Morgane Meylan a tout juste trente ans mais déjà un sacré bagage professionnel et beaucoup d’imagination et de poésie. Aujourd’hui, sa clientèle privée apprécie, entre autres, ses fameux petits personnages en argent qui font de l’aile Delta autour de la cathédrale de Lausanne ainsi que son île au trésor ou ses sabliers qui voient le temps d’écouler.
Si tout a commencé pour elle vers l’âge de quatre ans, en modelant des petits bonshommes avec de la cire de bougie, la période de l’adolescence a été un peu plus chaotique. «Franchement, à cette époque-là, je n’aurais pas misé trois centimes sur moi. Quand on ne coche pas toutes les cases qui mènent, par le chemin le plus direct, à l’arrivée, ce n’est pas la meilleure période de la vie!», explique-t-elle dans un éclat de rire. En fait, il fallait miser beaucoup plus sur cette brunette pleine de vie et d’invention car, aujourd’hui, sous sa marque Anna Gramme, elle réalise impeccablement des bijoux qui font rêver.
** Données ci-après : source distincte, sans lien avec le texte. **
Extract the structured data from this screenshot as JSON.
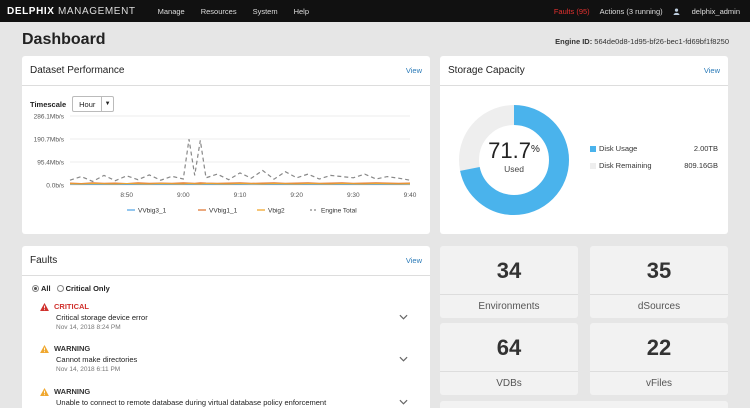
{
  "topbar": {
    "brand_bold": "DELPHIX",
    "brand_rest": "MANAGEMENT",
    "nav": [
      "Manage",
      "Resources",
      "System",
      "Help"
    ],
    "faults": "Faults (95)",
    "actions": "Actions (3 running)",
    "user": "delphix_admin"
  },
  "header": {
    "title": "Dashboard",
    "engine_label": "Engine ID:",
    "engine_id": "564de0d8-1d95-bf26-bec1-fd69bf1f8250"
  },
  "perf": {
    "title": "Dataset Performance",
    "view": "View",
    "timescale_label": "Timescale",
    "timescale_value": "Hour",
    "chart_data": {
      "type": "line",
      "x": [
        "8:40",
        "8:42",
        "8:44",
        "8:46",
        "8:48",
        "8:50",
        "8:52",
        "8:54",
        "8:56",
        "8:58",
        "9:00",
        "9:01",
        "9:02",
        "9:03",
        "9:04",
        "9:06",
        "9:08",
        "9:10",
        "9:12",
        "9:14",
        "9:16",
        "9:18",
        "9:20",
        "9:22",
        "9:24",
        "9:26",
        "9:28",
        "9:30",
        "9:32",
        "9:34",
        "9:36",
        "9:38",
        "9:40"
      ],
      "x_ticks": [
        "8:50",
        "9:00",
        "9:10",
        "9:20",
        "9:30",
        "9:40"
      ],
      "y_ticks": [
        "286.1Mb/s",
        "190.7Mb/s",
        "95.4Mb/s",
        "0.0b/s"
      ],
      "ylim": [
        0,
        286.1
      ],
      "series": [
        {
          "name": "VVbig3_1",
          "color": "#5aa9e6",
          "dash": false,
          "values": [
            3,
            2,
            3,
            2,
            3,
            2,
            3,
            2,
            3,
            2,
            3,
            2,
            3,
            2,
            3,
            2,
            3,
            2,
            3,
            2,
            3,
            2,
            3,
            2,
            3,
            2,
            3,
            2,
            3,
            2,
            3,
            2,
            3
          ]
        },
        {
          "name": "VVbig1_1",
          "color": "#e07b39",
          "dash": false,
          "values": [
            8,
            6,
            9,
            7,
            8,
            6,
            9,
            7,
            8,
            7,
            9,
            8,
            7,
            9,
            8,
            7,
            8,
            9,
            7,
            8,
            9,
            7,
            8,
            9,
            7,
            8,
            9,
            7,
            8,
            9,
            8,
            7,
            8
          ]
        },
        {
          "name": "Vbig2",
          "color": "#f0a830",
          "dash": false,
          "values": [
            5,
            4,
            6,
            5,
            4,
            6,
            5,
            4,
            6,
            5,
            4,
            6,
            5,
            4,
            6,
            5,
            4,
            6,
            5,
            4,
            6,
            5,
            4,
            6,
            5,
            4,
            6,
            5,
            4,
            6,
            5,
            4,
            5
          ]
        },
        {
          "name": "Engine Total",
          "color": "#888888",
          "dash": true,
          "values": [
            20,
            35,
            15,
            40,
            18,
            38,
            22,
            42,
            20,
            36,
            25,
            190,
            40,
            185,
            30,
            45,
            22,
            50,
            28,
            60,
            24,
            55,
            30,
            45,
            25,
            40,
            35,
            30,
            45,
            25,
            35,
            28,
            20
          ]
        }
      ]
    }
  },
  "storage": {
    "title": "Storage Capacity",
    "view": "View",
    "percent": "71.7",
    "percent_unit": "%",
    "used_label": "Used",
    "usage_fraction": 0.717,
    "legend": [
      {
        "label": "Disk Usage",
        "value": "2.00TB",
        "color": "#4ab3ec"
      },
      {
        "label": "Disk Remaining",
        "value": "809.16GB",
        "color": "#eeeeee"
      }
    ]
  },
  "faults": {
    "title": "Faults",
    "view": "View",
    "filter_all": "All",
    "filter_critical": "Critical Only",
    "items": [
      {
        "severity": "CRITICAL",
        "color": "#d0312d",
        "desc": "Critical storage device error",
        "date": "Nov 14, 2018 8:24 PM"
      },
      {
        "severity": "WARNING",
        "color": "#333333",
        "desc": "Cannot make directories",
        "date": "Nov 14, 2018 6:11 PM"
      },
      {
        "severity": "WARNING",
        "color": "#333333",
        "desc": "Unable to connect to remote database during virtual database policy enforcement",
        "date": ""
      }
    ]
  },
  "stats": [
    {
      "value": "34",
      "label": "Environments"
    },
    {
      "value": "35",
      "label": "dSources"
    },
    {
      "value": "64",
      "label": "VDBs"
    },
    {
      "value": "22",
      "label": "vFiles"
    }
  ]
}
Gold’Or: Comment et pourquoi avoir choisi la bijouterie?
Morgane Meylan: À la base, j’aimais le bois. Ma mère pensait qu’être menuisière et avoir le dos cassé à trente ans, ce n’était pas une si bonne idée. Elle en a parlé avec son bijoutier lausannois, M. Espinoza, qui m’a accueillie tous les samedis. Rétroactivement, jouer avec le feu, transformer une pièce de A à Z m’a bien plu et surtout j’avais plus le droit à l’erreur avec le métal qu’avec le bois. Et même si je ne faisais que la partie sympa d’une pièce et laissais à M. Espinoza le travail difficile et rigoureux, j’ai adoré chercher et trouver des solutions. Mon côté débrouille et bricoleuse s’est rapidement pris au jeu.
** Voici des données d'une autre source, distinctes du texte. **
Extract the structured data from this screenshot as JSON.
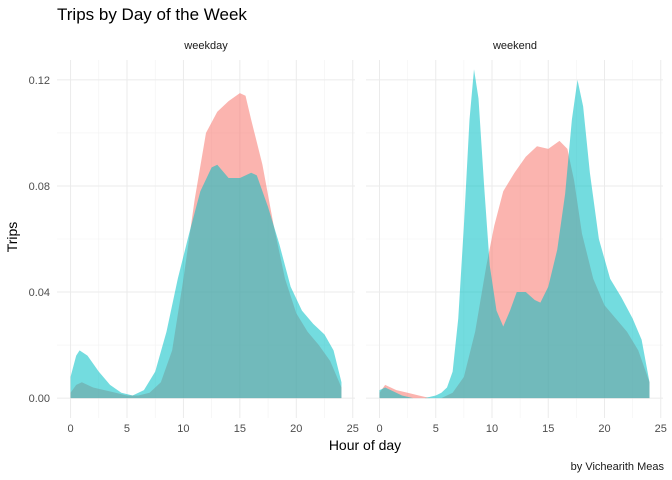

Qu’est-ce qui vous fait vous lever le matin?
La satisfaction de la journée accomplie la veille, les sourires que m’adressent les clients. J’ouvre une lucarne dans leur univers. Ça me plaît!
Comment avez-vous trouvé votre atelier?
Nous étions trois jeunes bijoutiers qui travaillions chez et pour un bijoutier lausannois indépendant. Un jour, son propriétaire a résilié le bail. Nous nous sommes retrouvés à la rue à chercher un local. Mon collègue Blaise Raccaud, en montant les Escaliers du Marché, en plein centre de Lausanne, a vu de l’agitation à l’enseigne de la bicentenaire armurerie Forney. Après six générations, en 2018, elle fermait. Depuis, nous sommes installés tous les deux dans cette vaste boutique-atelier avec une belle vitrine. Je lui loue une place et travaille de façon indépendante.
Travaillez-vous à l’ancienne ou avec la technologie moderne?
J’aime forger! Le casting n’est pas ma technique préférée mais je l’utilise parfois. A l’atelier, nous avons un laser et je dois avouer que cela nous simplifie bien la vie. Je reste une adepte du travail à l’ancienne.
Etes-vous écolo?
Oui! Pour les métaux, c’est assez facile d’être membre de labels sérieux. Pour les diamants et les pierres de couleur, c’est un peu moins aisé. Nous préférons réparer nos outils plutôt que d’en acheter des neufs, c’est aussi une façon d’être «écolo».
Comment qualifieriez-vous votre style?
Je ne peux pas le qualifier. Je travaille toujours pour un(e) client(e), je dois donc me mettre dans sa tête et chercher ce qui lui plaît. Il faut évoluer avec la personne. Tout est changement.
Comment voyez-vous l’avenir de votre profession?
Je ne suis pas hyper optimiste pour les cinquante années à venir, en général. Je pense que notre secteur va «ramasser». Nous risquons de devenir des informaticiens de la bijouterie … mais il faudra toujours des petites mains, ça me rassure un peu. Je n’exclus pas que tout puisse nous exploser à la figure. D’un autre côté, il y aura encore des gens avec de l’argent pour qui le bijou restera important et, pourquoi pas, une œuvre d’art.
Pour terminer, quel(le) collègue pourrais-je rencontrer pour poursuivre cette série d’entretiens?
Ça n’est pas un bijoutier mais un «orfèvre» … un peu le dernier des Mohicans. Il s’agit de Lionel Bürri à Montreux.